For many years, Turkey’s listing on our top tier (or bottom tier) Special 301 Priority Watch List of countries of IPR concern was a sore in our bilateral economic relationship.  Reflecting recent improvements, the US Trade Representative removed it from this list.  More remains to be done here, both in terms of regulation and enforcement (and Turkey is still on a broader watch list), but the government’s determination to modernize and innovate-ize this country’s economy has had an effect.

Third, there are broader issues affecting investment generally that have an impact on innovation and change.  Much has been made – and rightly so – of Turkey’s three consecutive record years of record foreign direct investment.  But too much of this has been acquisition of existing companies, rather than new “Greenfield” investment – the kind that establishes new productive facilities and creates new jobs.  How welcome new investment is influences the readiness of start-up companies to start up, these being great drivers of change all over the world.

Foreign companies tell us that they face many factors that make it difficult to do business in Turkey:  judicial processes can be extremely slow and laws unevenly enforced; employment and social security regimes effectively punish legally established enterprises relative to off-the-books competitors; and foreign managers and specialists have great difficulty getting work permits.  Getting these government policies and practices more right and friendlier to entrepreneurship will also be a determinant of Turkey’s success in the 21st Century.  Steps the government has taken on social security, the labor laws and other issues have been encouraging.  The business community and political leaders need to work together on next steps.  Through this conference and in other ways, I hope and expect that ABFT will contribute to this.

Fourth, there is a psychological change in the shift to an innovation economy.  The futurologist Leo Melamed talks about the end of the "closed innovation" culture that was standard in 19th and 20th Century business.  Companies generated their ideas internally, financed them, marketed them, and supported them.  It was an architecture of self-reliance.  But in the 21st Century, Melamed sees “open innovation” that is practiced by newcomers such as Microsoft, Sun, Oracle, Cisco and others.  They invite and create avenues for ideas to flow from external sources.  This open, interactive model of innovation, adaptation and change is the mirror image of an open society.  The two interact to give freedom, opportunity, entrepreneurship and innovation wide scope to create wealth and a better future for our children.

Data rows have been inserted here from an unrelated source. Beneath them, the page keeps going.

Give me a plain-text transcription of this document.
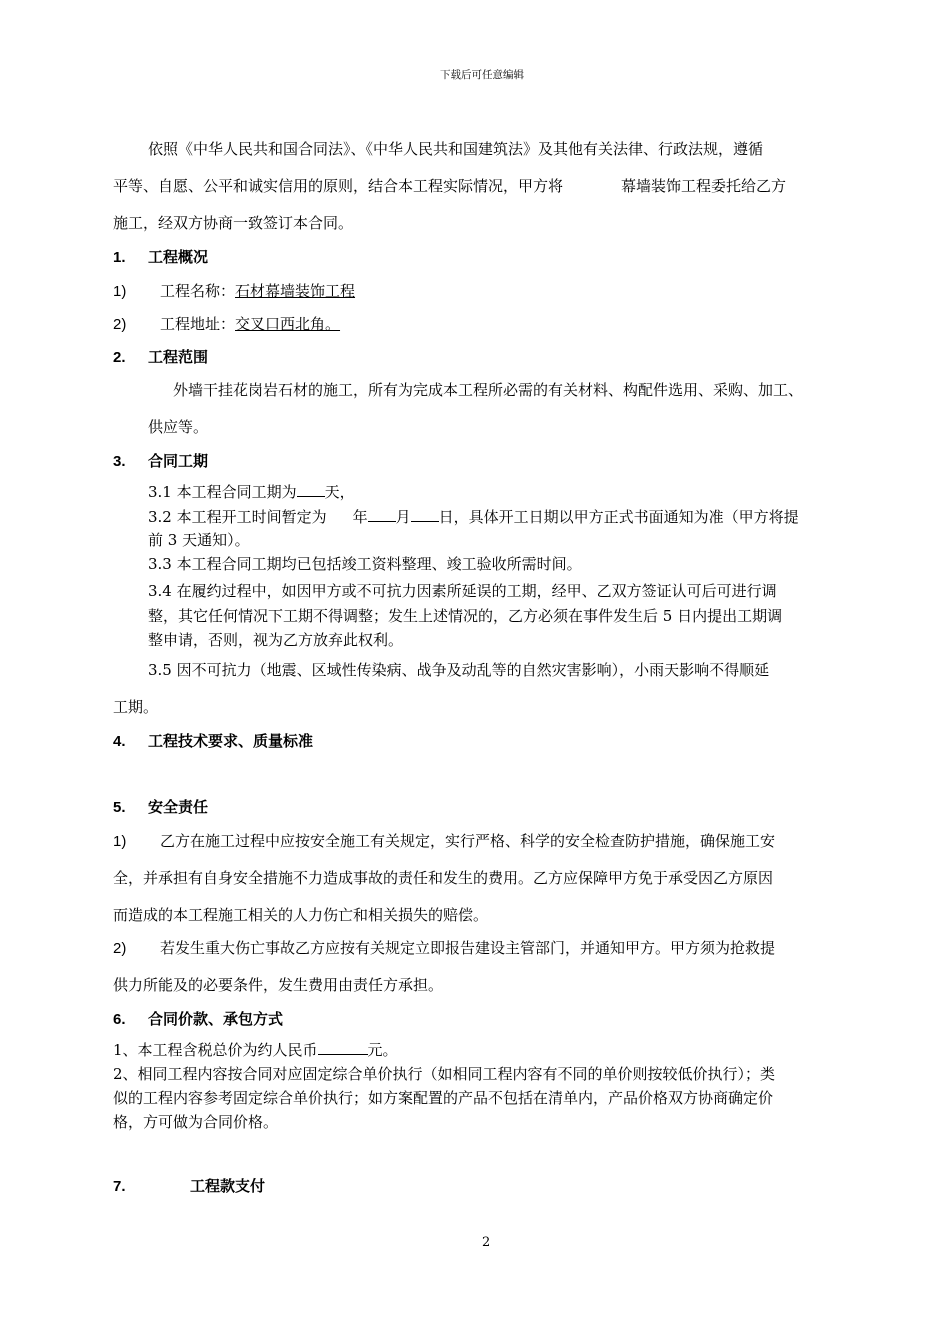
下载后可任意编辑
依照《中华人民共和国合同法》、《中华人民共和国建筑法》及其他有关法律、行政法规，遵循
平等、自愿、公平和诚实信用的原则，结合本工程实际情况，甲方将	幕墙装饰工程委托给乙方
施工，经双方协商一致签订本合同。
1. 工程概况
1) 工程名称：石材幕墙装饰工程
2) 工程地址：交叉口西北角。
2. 工程范围
外墙干挂花岗岩石材的施工，所有为完成本工程所必需的有关材料、构配件选用、采购、加工、
供应等。
3. 合同工期
3.1 本工程合同工期为 天，
3.2 本工程开工时间暂定为 年 月 日，具体开工日期以甲方正式书面通知为准（甲方将提
前 3 天通知）。
3.3 本工程合同工期均已包括竣工资料整理、竣工验收所需时间。
3.4 在履约过程中，如因甲方或不可抗力因素所延误的工期，经甲、乙双方签证认可后可进行调
整，其它任何情况下工期不得调整；发生上述情况的，乙方必须在事件发生后 5 日内提出工期调
整申请，否则，视为乙方放弃此权利。
3.5 因不可抗力（地震、区域性传染病、战争及动乱等的自然灾害影响），小雨天影响不得顺延
工期。
4. 工程技术要求、质量标准
5. 安全责任
1) 乙方在施工过程中应按安全施工有关规定，实行严格、科学的安全检查防护措施，确保施工安
全，并承担有自身安全措施不力造成事故的责任和发生的费用。乙方应保障甲方免于承受因乙方原因
而造成的本工程施工相关的人力伤亡和相关损失的赔偿。
2) 若发生重大伤亡事故乙方应按有关规定立即报告建设主管部门，并通知甲方。甲方须为抢救提
供力所能及的必要条件，发生费用由责任方承担。
6. 合同价款、承包方式
1、本工程含税总价为约人民币	元。
2、相同工程内容按合同对应固定综合单价执行（如相同工程内容有不同的单价则按较低价执行）；类
似的工程内容参考固定综合单价执行；如方案配置的产品不包括在清单内，产品价格双方协商确定价
格，方可做为合同价格。
7.	工程款支付
2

Here there are social, educational, psychological, political and other steps that Turkey needs to take to further an open society here.  I know there are many in government and elsewhere in Turkish society who want to work on these issues.  Freedom-loving and entrepreneurial people need to support this effort.

From the declaration over sixty years ago by our 33rd President Harry Truman that Turkey’s success was in the national interest of the United States, my country has advocated for and welcomed Turkey’s integration into the global economy and community of nations.  We have strongly supported the democratic and market economic reforms that this country, especially over the last 5-6 years, has pursued to substantiate its EU accession efforts, and we commend the government of Prime Minister Erdogan and all the leaders of Turkey for it.  With its rich history of trading, risk-taking and entrepreneurialism, Turkey is on the road to becoming a more innovative society, and I hope that today’s discussion will provide many fruitful ideas for furthering that work.